Local bakeries, bagel stores experience cream cheese shortage

Local bakeries, bagel stores experience cream cheese shortage

A portion of the cream cheese case in Bagel Express in Setauket. Photo from David Prestia

Across the North Shore of Suffolk County, bagel shops and bakeries have found that it has been a little difficult getting cream cheese.

While customers can still get their favorite spread on a sandwich or buy a cheesecake or Danish pastry, local bakery and bagel shop owners are having a difficult time procuring cream cheese, and the price of the product has increased over the last few weeks. The shortage has been felt across the nation.

David Prestia, owner of Bagel Express in Setauket, said he first heard about the shortage on the news. It was a bit concerning to him as his restaurant uses cream cheese often for their bagel sandwiches, even though they offer other options such as butter, egg salad and more.

Prestia said he deals with several distributors so he has only been slightly affected by the shortage. When a couple of them couldn’t fulfill his cream cheese order, he was able to go to another distributor. However, the amount he could order was limited. He said this distributor told him that they would have to limit orders until they could assess the situation.

Cream cheese comes in 50-pound blocks, and while it’s the norm to order a few blocks at a time, he and others have been lucky if they can get one or two per order.

Prestia said he also noticed the price was going up recently. He estimated, based on his experience, that it cost 20% more to buy the spread.

Cream cheese blocks can last 45 days if the seal isn’t broken, so Prestia said he should be good through the remainder of the year. He added that cream cheese is not the only thing in short supply and he has had trouble finding other products, including napkins and plates.

“It’s been so many different things that we’ve been short on and then when the stuff appears, then the price goes up and that’s the problem,” he said. “Prices are changing so rapidly.
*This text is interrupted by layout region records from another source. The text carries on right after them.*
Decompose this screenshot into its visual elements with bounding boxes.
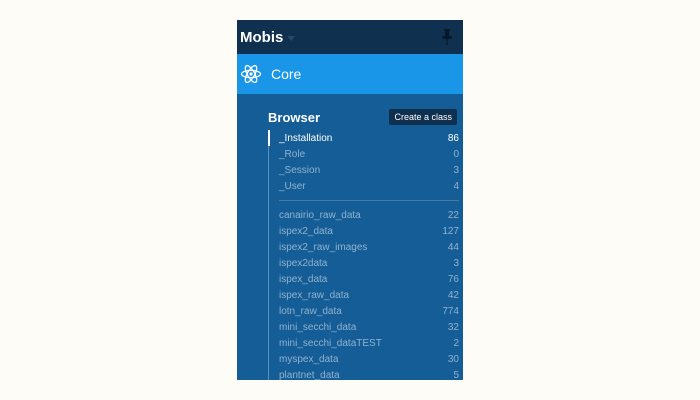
chevron-down-icon [287,35,296,41]
class-item[interactable]: ispex2_data 127 [269,223,459,239]
class-item[interactable]: _Session 3 [269,162,459,178]
class-count: 22 [447,209,459,221]
class-name: _User [279,180,306,192]
class-item[interactable]: ispex2_raw_images 44 [269,239,459,255]
class-count: 42 [447,289,459,301]
class-count: 127 [442,225,459,237]
class-item[interactable]: canairio_raw_data 22 [269,207,459,223]
class-count: 3 [453,164,459,176]
class-name: mini_secchi_dataTEST [279,337,382,349]
class-name: plantnet_data [279,369,340,381]
class-item[interactable]: mini_secchi_data 32 [269,319,459,335]
class-count: 30 [447,353,459,365]
class-item[interactable]: mini_secchi_dataTEST 2 [269,335,459,351]
class-name: ispex_raw_data [279,289,350,301]
class-name: ispex_data [279,273,328,285]
class-item[interactable]: ispex2data 3 [269,255,459,271]
class-name: canairio_raw_data [279,209,361,221]
browser-title: Browser [268,109,321,125]
pin-icon[interactable] [439,28,455,46]
class-count: 774 [442,305,459,317]
class-count: 2 [453,337,459,349]
class-count: 32 [447,321,459,333]
sidebar: Mobis Core Browser Create a class _Insta… [237,20,463,380]
atom-icon [240,63,262,85]
nav-item-core[interactable]: Core [237,54,463,94]
app-switcher[interactable]: Mobis [240,28,296,46]
class-item[interactable]: myspex_data 30 [269,351,459,367]
class-count: 3 [453,257,459,269]
class-item[interactable]: _Role 0 [269,146,459,162]
class-count: 86 [447,132,459,144]
class-item[interactable]: _User 4 [269,178,459,194]
browser-header: Browser Create a class [237,107,463,127]
nav-item-core-label: Core [271,66,302,82]
class-name: ispex2data [279,257,328,269]
class-name: ispex2_data [279,225,333,237]
create-class-button[interactable]: Create a class [389,109,457,125]
app-name: Mobis [240,28,284,46]
class-name: _Session [279,164,321,176]
class-item[interactable]: lotn_raw_data 774 [269,303,459,319]
class-list: _Installation 86 _Role 0 _Session 3 _User 4 can… [268,130,459,380]
class-name: _Role [279,148,306,160]
class-count: 4 [453,180,459,192]
class-count: 44 [447,241,459,253]
class-count: 76 [447,273,459,285]
class-item[interactable]: _Installation 86 [268,130,459,146]
class-name: mini_secchi_data [279,321,357,333]
class-name: lotn_raw_data [279,305,342,317]
class-item[interactable]: plantnet_data 5 [269,367,459,381]
class-name: _Installation [279,132,333,144]
class-item[interactable]: ispex_raw_data 42 [269,287,459,303]
class-name: myspex_data [279,353,339,365]
divider [279,200,459,201]
class-name: ispex2_raw_images [279,241,368,253]
app-header: Mobis [237,20,463,54]
class-count: 0 [453,148,459,160]
class-count: 5 [453,369,459,381]
class-item[interactable]: ispex_data 76 [269,271,459,287]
It’s hard to keep up with what’s going on.”

Cemal Ankay, owner of Bagelicious Cafe in Port Jefferson Station, has been experiencing the same issues as Prestia. He said he has been reaching out to different distributors throughout the state to get cream cheese.

Ankay said he always tries to have two-weeks inventory, and while he hasn’t been able to get as many blocks of cream cheese as he has in the past such as four or five, he has been able to get one or two here and there. He said it’s important to be proactive as the year winds down.

“Christmas week, that’s our busiest days of the year,” he said.

Product shortages have seemed to become the norm lately, Ankay said.

“After this pandemic happened, we always have different kinds of product shortages,” he said, adding at one point he had trouble getting bacon then cups for iced tea. He, too, has had trouble getting napkins.

Ankay has seen the prices skyrocket for cream cheese. He once paid $1.90 a pound but then last week it was around $2.49, and the other day he was told it would be more than $3.

“You’re lucky to get it,” he said. “I don’t want to say to my customers, ‘Sorry, I don’t have any cream cheese.’”

In Northport, Copenhagen Bakery & Cafe owned by Flemming Hansen has been facing similar problems getting cream cheese for items such as cheesecake, Danishes and their red velvet cake with cream cheese frosting, according to employee Jessica Greenbaum. Like Bagel Express, they deal with a few distributors and have options regarding ordering. Recently, they ordered cream cheese from a distributor that they haven’t ordered the product from in the past.

“I hope it doesn’t come to, when in the morning you crave a cheese Danish, that we don’t have one,” she said, adding that the bakery has enough to get through the holidays as they don’t use as much of the spread as a bagel store would.

Grocery stores

The cream cheese shortage has affected local grocery stores, too.

Stefanie Shuman, external communications manager for Stop & Shop, said, “Like many retailers, we are seeing some shortages because suppliers are experiencing labor and transportation challenges due to COVID-19. With cream cheese, Kraft specifically has been having supply issues on Philly and Temp Tee [products] due to impacts from Hurricane Ida.”

King Kullen, which has stores in St. James and Wading River, is experiencing similar problems, according to Lloyd Singer, spokesperson for King Kullen.

“While we are in stock on most varieties, supply is tight and is expected to remain so through the end of the year,” Singer said.